Quando um clipe de áudio apareceu para mostrar um diretor da escola local fazendo comentários depreciativos, ele se tornou viral on-line, provocou ameaças de morte contra o educador e enviou ondulações através de um subúrbio fora da cidade de Baltimore.
Mas logo foi exposto como falso, manipulado pela inteligência artificial - então por que as pessoas ainda acreditam que é real?
“Eu realmente não entendo por que eu tenho que constantemente aturar esses idiotas aqui todos os dias.” Então começou o que parecia ser um longo discurso do diretor da Pikesville High School, pontuado com tropos racistas, antissemitas e ofensivos.
Parecia que tinha sido gravado secretamente.
O orador passou a lamentar "crianças negras ingratas" e o povo judeu na comunidade.
O clipe, publicado pela primeira vez em janeiro, se tornou viral nacionalmente.
Mas realmente atingiu um nervo no subúrbio tranquilo e arborizado de Pikesville, que tem grandes populações negras e judaicas, e na cidade vizinha de Baltimore, Maryland.
O diretor Eric Eiswert foi colocado em licença administrativa remunerada enquanto aguardava uma investigação.
Alfie Malone, um homem negro que vive nas proximidades de Baltimore, viu outros membros de sua comunidade postando o clipe e assumiu que era real.
“No fundo de sua mente, você acha que essa é provavelmente a maneira como as pessoas realmente se sentem sobre nós”, disse Malone.
Em um esforço para corroborar o que ele estava ouvindo, o Sr. Malone verificou outras gravações reais do Sr. Eiswert nas mídias sociais e elas soaram a mesma coisa.
Então, o carteiro a tempo parcial, podcaster a tempo parcial aperte o botão de re-compartilhar.
O clipe começou a ganhar tração nas mídias sociais à medida que mais pessoas o espalhavam online.
Uma das versões mais compartilhadas estava a caminho de passar dois milhões de visualizações em poucas horas.
Isso já é cerca de 60 vezes a população inteira de Pikesville.
Mas o que aqueles que compartilharam o clipe não perceberam na época foi que outra bomba estava prestes a cair: o clipe era uma falsificação gerada pela IA.
Para a BBC Radio 4's Why Do You Hate Me USA, estive em Maryland investigando o impacto que esse clipe teve naquela cidade.
É quase como uma fábula sobre os perigos que a IA representa, especialmente quando as comunidades locais são alvo.
Quando o clipe pousou na mesa de Kristen Griffith, repórter de educação do Baltimore Banner, ela pensou que seria uma história relativamente simples de um professor sendo exposto por fazer comentários ofensivos.
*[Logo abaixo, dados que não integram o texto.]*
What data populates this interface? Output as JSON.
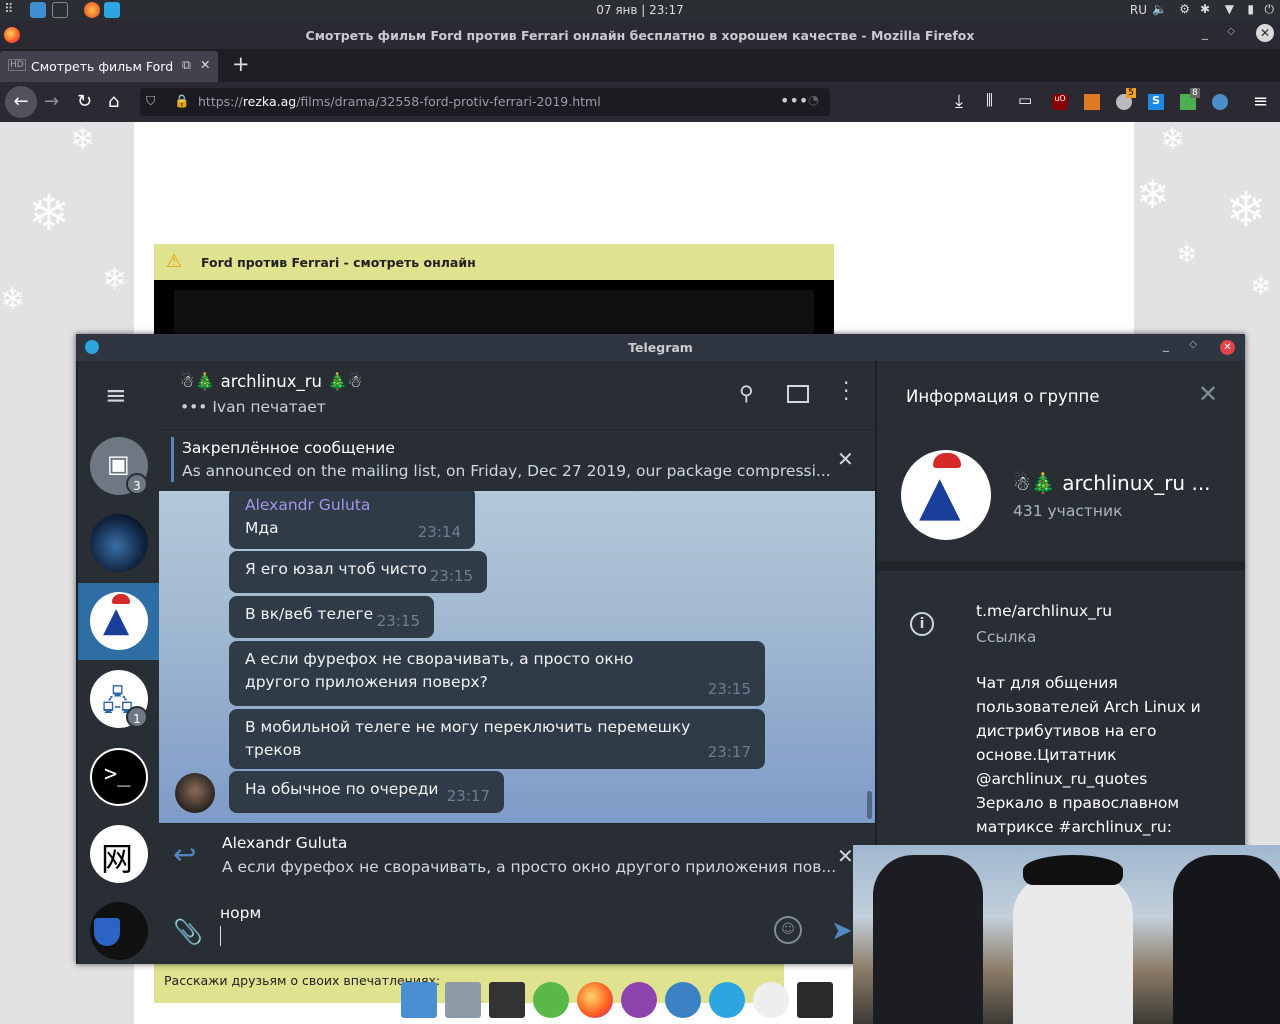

Mas, como é a melhor prática no jornalismo, Griffith queria dar ao diretor a chance de comentar e contar seu lado da história.
Então, ela entrou em contato com seu representante do sindicato, que disse que o Sr. Eiswert não apenas condenou os comentários, mas ele não os fez.
“Ele disse imediatamente, oh, nós achamos que isso é falso... Nós acreditamos em sua IA”, disse ela à BBC.
“Eu não tinha ouvido esse ângulo” antes.
Mas quando ela publicou essa explicação, seus leitores não estavam convencidos.
Longe de levantar questões sobre a veracidade do clipe, ele apenas alimentou a reação de pessoas que achavam que a alegação de falsidade era apenas uma desculpa ou uma tentativa de fugir da responsabilidade.
Foi nesse momento que a polícia local começou a investigar o caso.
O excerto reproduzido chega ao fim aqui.